El río seguía su camino rumbo al mar, lamiendo sus riberas y murmurando pacíficamente; Mary se espantó una terca mosca que le rondaba la cara.
– ¿Querrías entonces vivir conmigo más que vivir con tu padre?
– Sí. Papá pertenece a mamá y ya sólo espera poder ir a dormirse con ella debajo de la tierra, ¿no es así? Yo te pertenezco a ti, Mary.
– Pues bien; tu padre y yo estábamos hablando de ti la otra noche, cuando regresamos después de haber ido a ver al señor Martinson, y decidimos que sería una buena idea que tú y yo nos casáramos. Nos preocupa mucho lo que pueda sucederte, Tim, y no hay nadie en todo el mundo que nos guste más que tú.

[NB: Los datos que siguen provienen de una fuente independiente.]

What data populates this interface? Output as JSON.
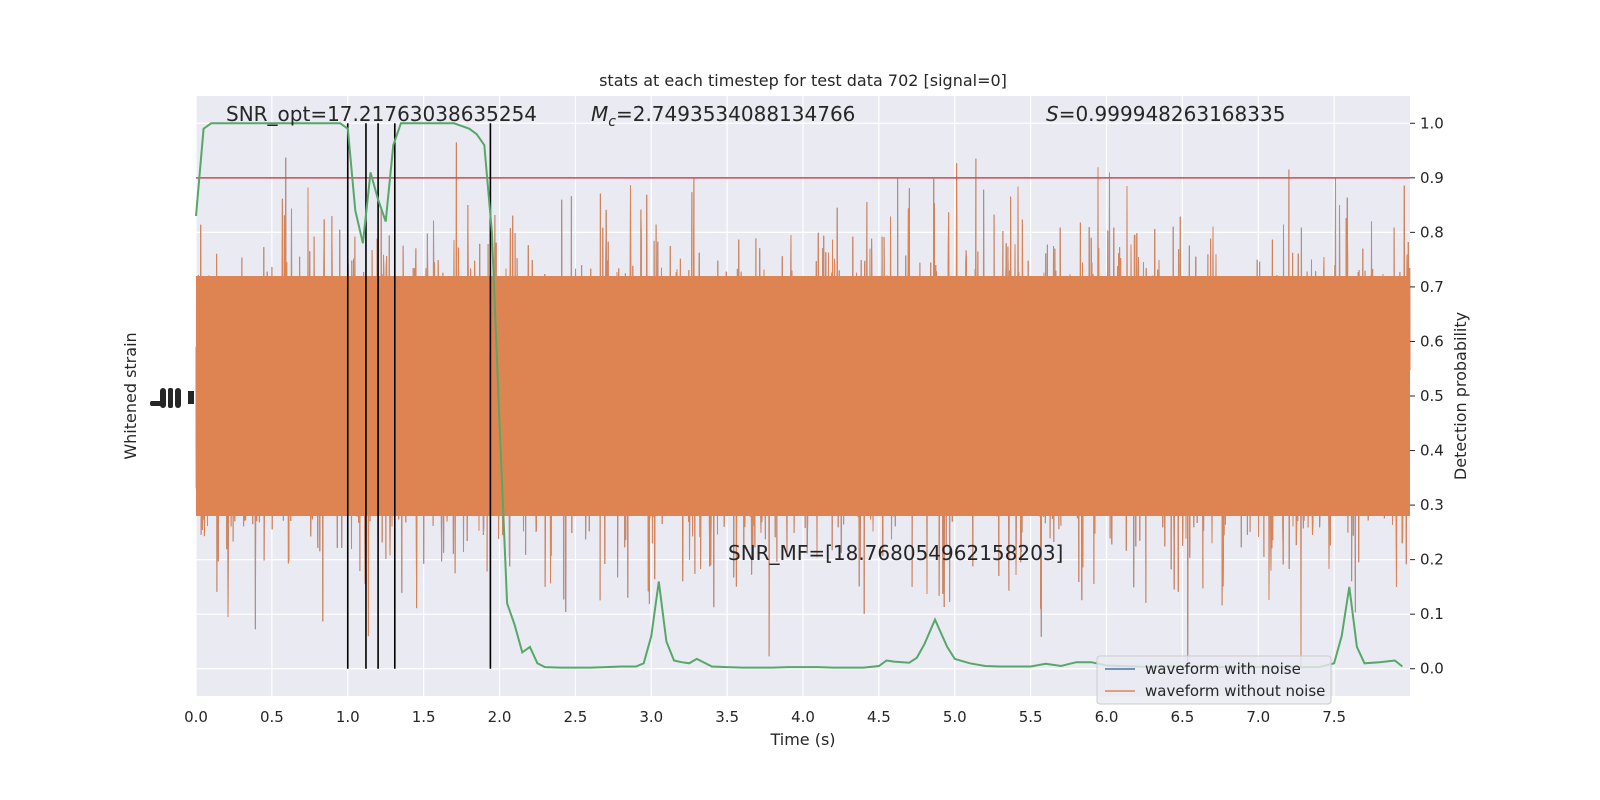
{
  "chart_data": {
    "type": "line",
    "title": "stats at each timestep for test data 702 [signal=0]",
    "xlabel": "Time (s)",
    "ylabel_left": "Whitened strain",
    "ylabel_right": "Detection probability",
    "xlim": [
      0.0,
      8.0
    ],
    "ylim_right": [
      -0.05,
      1.05
    ],
    "grid": true,
    "x_ticks": [
      "0.0",
      "0.5",
      "1.0",
      "1.5",
      "2.0",
      "2.5",
      "3.0",
      "3.5",
      "4.0",
      "4.5",
      "5.0",
      "5.5",
      "6.0",
      "6.5",
      "7.0",
      "7.5"
    ],
    "y_ticks_right": [
      "0.0",
      "0.1",
      "0.2",
      "0.3",
      "0.4",
      "0.5",
      "0.6",
      "0.7",
      "0.8",
      "0.9",
      "1.0"
    ],
    "annotations": {
      "snr_opt": "SNR_opt=17.21763038635254",
      "mc_symbol": "M",
      "mc_subscript": "c",
      "mc_value": "=2.7493534088134766",
      "s_symbol": "S",
      "s_value": "=0.999948263168335",
      "snr_mf": "SNR_MF=[18.768054962158203]"
    },
    "threshold": 0.9,
    "vertical_markers": [
      1.0,
      1.12,
      1.2,
      1.31,
      1.94
    ],
    "series": [
      {
        "name": "waveform with noise",
        "color": "#4c72b0"
      },
      {
        "name": "waveform without noise",
        "color": "#dd8452"
      }
    ],
    "probability": {
      "color": "#55a868",
      "x": [
        0.0,
        0.05,
        0.1,
        0.2,
        0.3,
        0.4,
        0.5,
        0.6,
        0.7,
        0.8,
        0.9,
        0.95,
        1.0,
        1.05,
        1.1,
        1.15,
        1.2,
        1.25,
        1.3,
        1.35,
        1.4,
        1.5,
        1.6,
        1.7,
        1.8,
        1.85,
        1.9,
        1.95,
        2.0,
        2.05,
        2.1,
        2.15,
        2.2,
        2.25,
        2.3,
        2.4,
        2.5,
        2.6,
        2.7,
        2.8,
        2.9,
        2.95,
        3.0,
        3.05,
        3.1,
        3.15,
        3.2,
        3.25,
        3.3,
        3.4,
        3.5,
        3.6,
        3.7,
        3.8,
        3.9,
        4.0,
        4.1,
        4.2,
        4.3,
        4.4,
        4.5,
        4.55,
        4.6,
        4.7,
        4.75,
        4.8,
        4.87,
        4.95,
        5.0,
        5.1,
        5.2,
        5.3,
        5.4,
        5.5,
        5.6,
        5.7,
        5.8,
        5.9,
        6.0,
        6.1,
        6.2,
        6.3,
        6.4,
        6.5,
        6.6,
        6.7,
        6.8,
        6.9,
        7.0,
        7.1,
        7.2,
        7.3,
        7.4,
        7.5,
        7.55,
        7.6,
        7.65,
        7.7,
        7.8,
        7.9,
        7.95
      ],
      "y": [
        0.83,
        0.99,
        1.0,
        1.0,
        1.0,
        1.0,
        1.0,
        1.0,
        1.0,
        1.0,
        1.0,
        1.0,
        0.99,
        0.84,
        0.78,
        0.91,
        0.86,
        0.82,
        0.96,
        1.0,
        1.0,
        1.0,
        1.0,
        1.0,
        0.99,
        0.98,
        0.96,
        0.8,
        0.45,
        0.12,
        0.08,
        0.03,
        0.04,
        0.01,
        0.003,
        0.002,
        0.002,
        0.002,
        0.003,
        0.004,
        0.004,
        0.01,
        0.06,
        0.16,
        0.05,
        0.015,
        0.012,
        0.01,
        0.018,
        0.004,
        0.003,
        0.002,
        0.002,
        0.002,
        0.003,
        0.003,
        0.003,
        0.002,
        0.002,
        0.002,
        0.005,
        0.015,
        0.013,
        0.011,
        0.02,
        0.045,
        0.09,
        0.04,
        0.018,
        0.01,
        0.005,
        0.004,
        0.004,
        0.004,
        0.009,
        0.005,
        0.012,
        0.012,
        0.006,
        0.005,
        0.004,
        0.003,
        0.004,
        0.004,
        0.004,
        0.003,
        0.003,
        0.003,
        0.003,
        0.003,
        0.003,
        0.003,
        0.003,
        0.01,
        0.06,
        0.15,
        0.04,
        0.01,
        0.012,
        0.015,
        0.004
      ]
    }
  }
}
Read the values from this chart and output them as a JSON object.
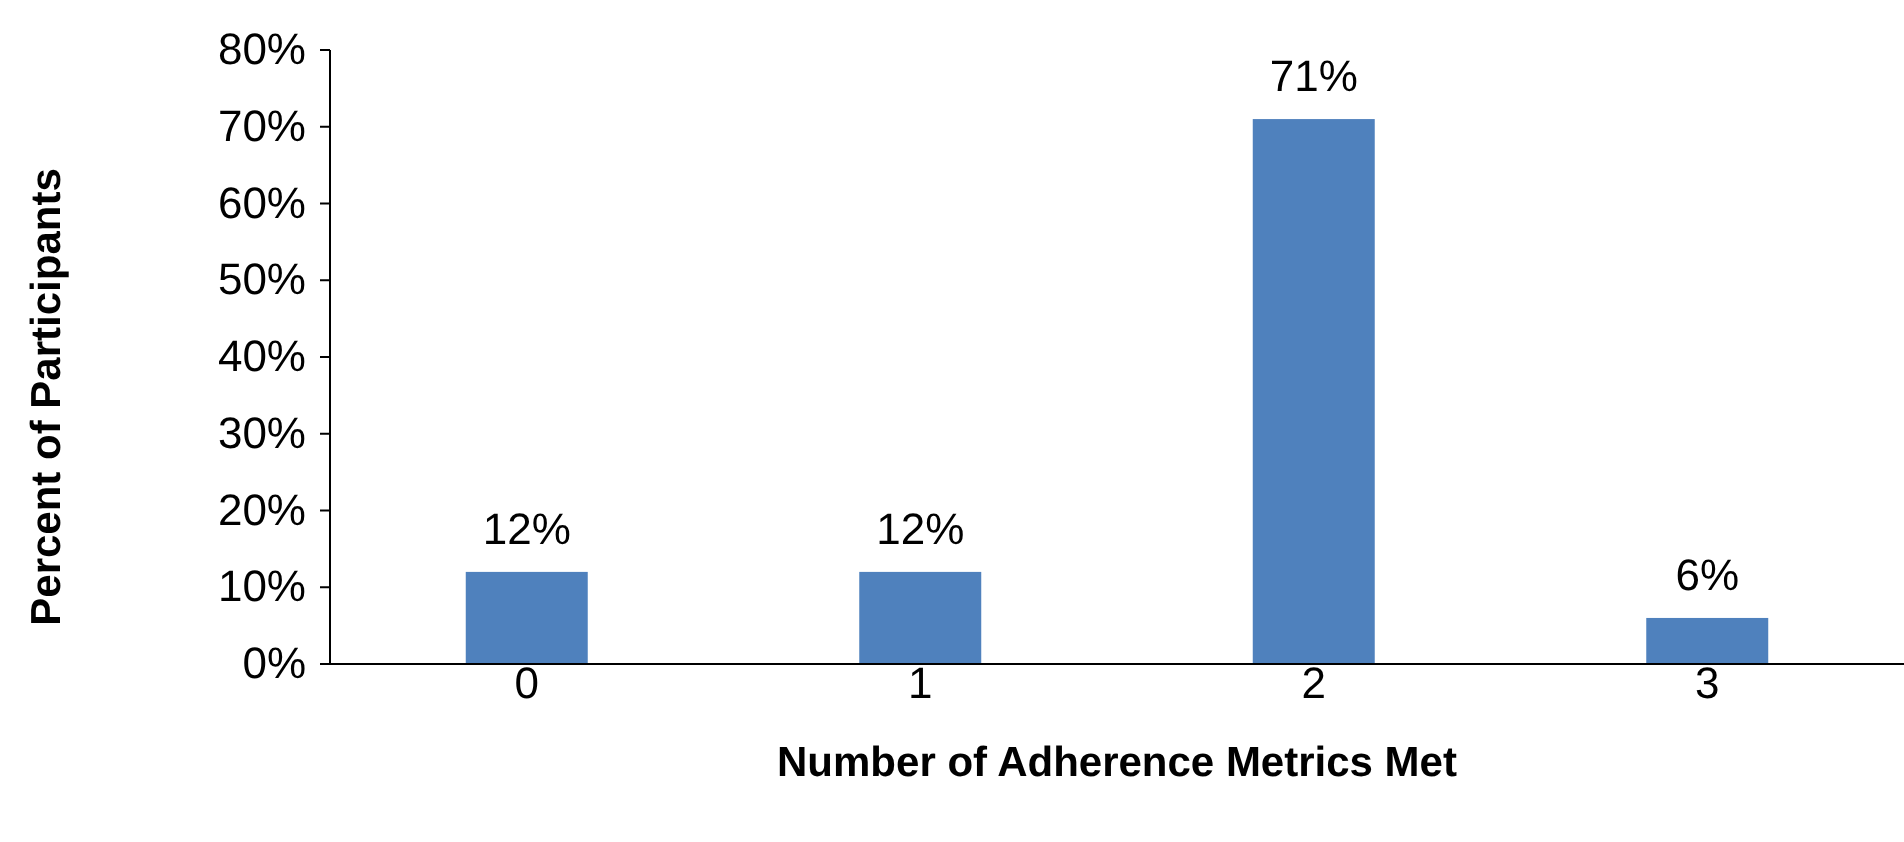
{
  "chart_data": {
    "type": "bar",
    "xlabel": "Number of Adherence Metrics Met",
    "ylabel": "Percent of Participants",
    "categories": [
      "0",
      "1",
      "2",
      "3"
    ],
    "values": [
      12,
      12,
      71,
      6
    ],
    "value_labels": [
      "12%",
      "12%",
      "71%",
      "6%"
    ],
    "color": "#4f81bd",
    "ylim": [
      0,
      80
    ],
    "yticks": [
      {
        "value": 0,
        "label": "0%"
      },
      {
        "value": 10,
        "label": "10%"
      },
      {
        "value": 20,
        "label": "20%"
      },
      {
        "value": 30,
        "label": "30%"
      },
      {
        "value": 40,
        "label": "40%"
      },
      {
        "value": 50,
        "label": "50%"
      },
      {
        "value": 60,
        "label": "60%"
      },
      {
        "value": 70,
        "label": "70%"
      },
      {
        "value": 80,
        "label": "80%"
      }
    ],
    "grid": false
  }
}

Los ojos azules chispearon con la luz que el río reflejaba.
– ¡Oh, Mary! ¿Lo dices de verdad? ¿Lo dices en serio? ¿Te casarás conmigo?
– Sí, Tim. Me voy a casar contigo.
– ¿Y entonces podré irme a vivir contigo, de veras puedo pertenecerte?
– Sí.
– ¿Podremos casarnos hoy mismo?
Ella parpadeó ante el resplandor del río, súbitamente triste.